Obama's aides have tried to present him as a leader above partisan politics in the budget debate but the tone of his speech was along traditional Democratic ideological lines.

The top Republican in the House of Representatives, John Boehner, said any plan that included tax hikers was a "non-starter".

"He is asking Congress to raise the debt limit to continue paying Washington's bills," Boehner said. "The American people will not stand for that unless it is accompanied by serious action to reduce our deficit. More promises, hollow targets, and Washington commissions simply won't get the job done.

The deficit issue has become entangled with the coming debate in Congress on raising the nation's borrowing limit. Republicans say they will not vote to lift the limit without commitments to rein in long-term deficits. The debt is expected to hit the $14.3 trillion ceiling as early as mid-May and a failure to lift it could raise the specter of default.

Obama's vow to reduce the deficit boosted the dollar and Treasuries as investors said the $4 trillion target was higher than many had expected.

But shares of defense companies fell after Obama said the Pentagon's budget would be reviewed with the aim of eliminating waste and improving efficiency. The iShares Dow Jones U.S. Aerospace & Defense Index Fund fell 1.6 percent.

In a sign that Obama has some work to shore up his political base ahead of his re-election campaign, his approval rating dipped for the second consecutive month to 46 percent in a Reuters/Ipsos poll released on Wednesday.

It was his lowest Ipsos poll rating since early December 2010. The drop was largely driven by a downturn in approval from his fellow Democrats.

Obama offered few specifics on how to curb spending.

He pledged to end the reduced Bush-era tax rates for the wealthiest Americans, and save $480 billion in government health programs for the poor and elderly by 2023 with at least $1 trillion more by 2033.

He also proposed a "debt fail-safe" trigger to force spending cuts if debt levels do not decline as planned.
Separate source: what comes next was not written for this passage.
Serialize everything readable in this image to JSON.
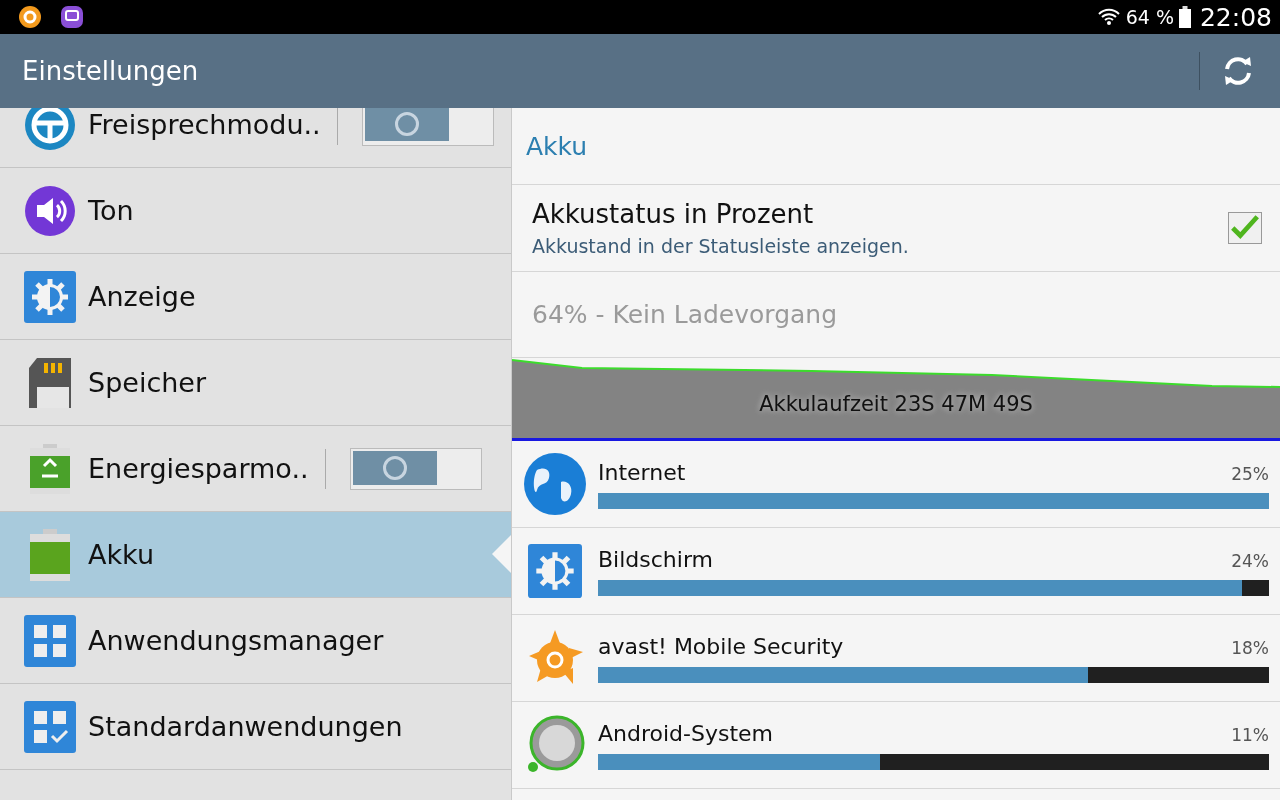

This is designed to improve investor confidence by showing the government is serious about tackling the debt problem and would have the tools to deliver on its promise.

Two-thirds of Americans voiced a great deal of concern about the deficit in a Gallup survey last month. Other polls show voters who backed Obama in 2008, but did not vote for Democrats in the November 2010 congressional elections could be persuaded to support him in 2012 if they believed he had a plan to tackle the deficit.